Evan Shinners, on connait! ce trublion virtuose hanté par les trilles et partitions de Bach dont il nourrit ses passions. Il n’est que de le voir sur une scène intimiste pour réaliser à quel point tout son être vit au rythme de ses partitions virevoltantes et déliées, d’un phrasé tour à tour délicat et fougueux. Tout de noir vétu, ce jeune homme surdoué et dégingandé  aime à l’évidence son public et son art, secondé efficacement par son ordi de DJ d’un autre monde pour mieux virevolter en virtuel sur des imaginaires musicaux d’un autre siècle, en variations énigmatiques qu’il habite de tout son être!

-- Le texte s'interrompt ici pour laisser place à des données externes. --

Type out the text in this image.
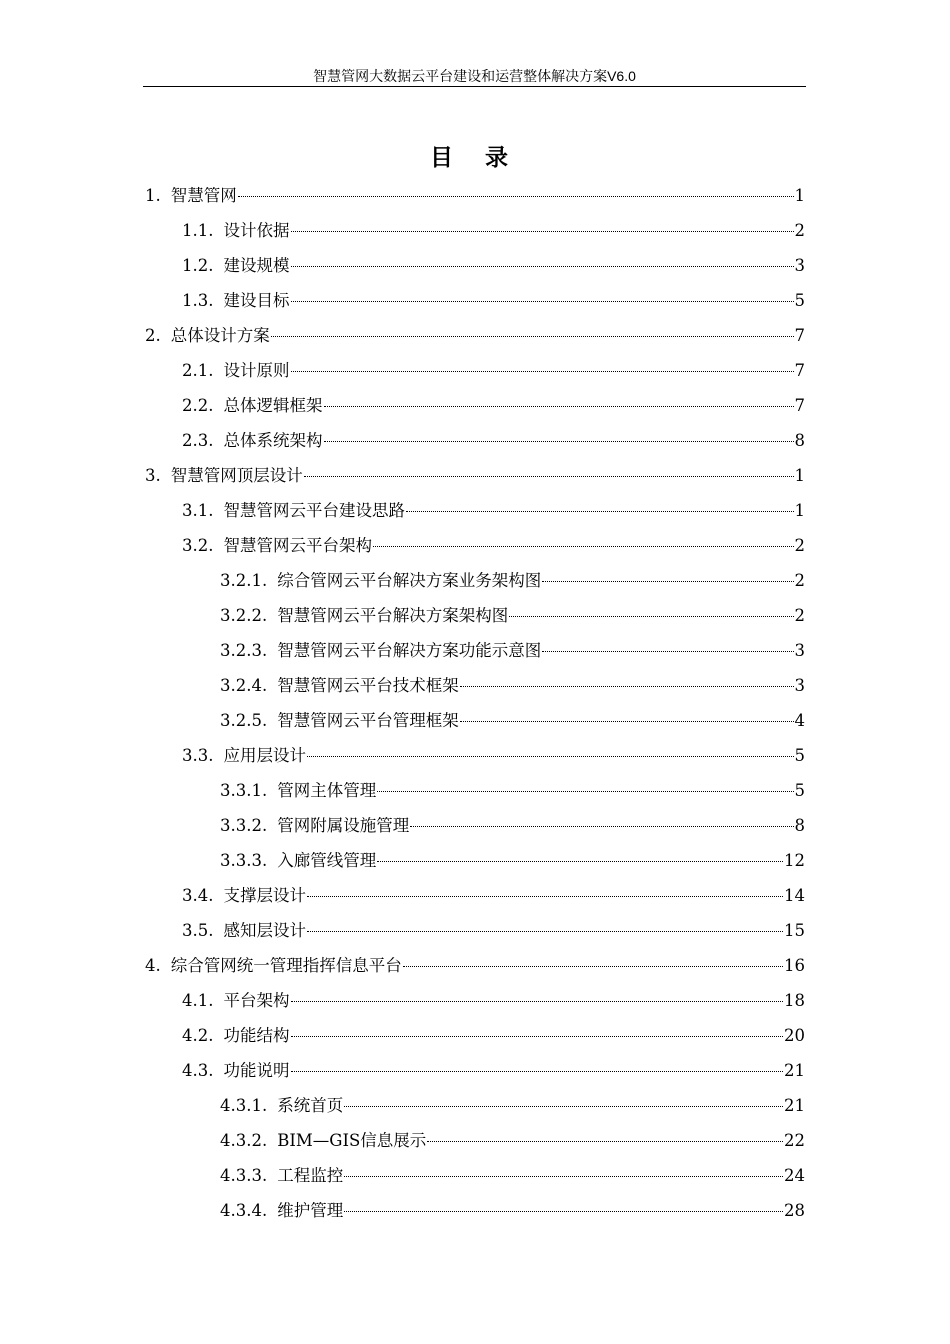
智慧管网大数据云平台建设和运营整体解决方案V6.0
目 录
1. 智慧管网	1
1.1. 设计依据	2
1.2. 建设规模	3
1.3. 建设目标	5
2. 总体设计方案	7
2.1. 设计原则	7
2.2. 总体逻辑框架	7
2.3. 总体系统架构	8
3. 智慧管网顶层设计	1
3.1. 智慧管网云平台建设思路	1
3.2. 智慧管网云平台架构	2
3.2.1. 综合管网云平台解决方案业务架构图	2
3.2.2. 智慧管网云平台解决方案架构图	2
3.2.3. 智慧管网云平台解决方案功能示意图	3
3.2.4. 智慧管网云平台技术框架	3
3.2.5. 智慧管网云平台管理框架	4
3.3. 应用层设计	5
3.3.1. 管网主体管理	5
3.3.2. 管网附属设施管理	8
3.3.3. 入廊管线管理	12
3.4. 支撑层设计	14
3.5. 感知层设计	15
4. 综合管网统一管理指挥信息平台	16
4.1. 平台架构	18
4.2. 功能结构	20
4.3. 功能说明	21
4.3.1. 系统首页	21
4.3.2. BIM—GIS信息展示	22
4.3.3. 工程监控	24
4.3.4. 维护管理	28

Des variations énigmatiques

1741…Le musicien compose des variations pour clavecin à deux claviers pour les délices d’amateurs en mal d’esprit et de virtuosité. Son élève Johann Gottlieb Goldberg en est l’heureux destinataire en une composition rigoureuse qui transcende les limites créatives du maître. Danses, variations ludiques et canons rythment le manuscrit en une complexité intellectuelle et tonale inouie. Glen Gould en fera la pièce maîtresse de son répertoire avent que ce jeune génie ne se l’approprie en un tempo moderniste. Universalité, intemporalité… Telle est l’atmosphère que recrée Evan Shinners en des lieux aussi diversifiés qu’improbables: Grandes salles du circuit, bars, rues, abords de piscine…Rien n’échappe à sa volonté de faire partager à tous les publics de petits bijoux musicaux patrimoniaux et mondiaux, histoire d’imaginer un univers où le romantisme allemand nourrirait le contemporain dont il est un fervent adepte.

Le temps se suspend et chaque variation débute par une interprétation que son ordinateur nous balance comme une claque insolite: Clavecin, musique synthétique, voix…Le tout inscrit au plafond de la rotonde en spectres lumineux qui reproduisent en d’infinies touches virtuelles ou alphabétiques les notes d’un alphabet à recomposer tous les jours dans les univers des auditeurs charmés de tant d’imaginaire… On peut simplement regretter que l’horaire et la luminosité du lieu n’aient pas permis d’apprécier cette trouvaille là, projetée dans l’espace!

Bach to the Future

Fin du récital…Le jeune trublion part sous les applaudissements nourris d’une foule conquise à tous ses délires! Puis il revient, espiègle en diable: ” Now it’s finished…we can have fun!” Et de nous éblouir de ses propres compositions mélancoliques et lancinantes pour finit, comme l’an dernier, avec une ballade irlandaise d’une pureté cristalline. Merci Evan d’exister!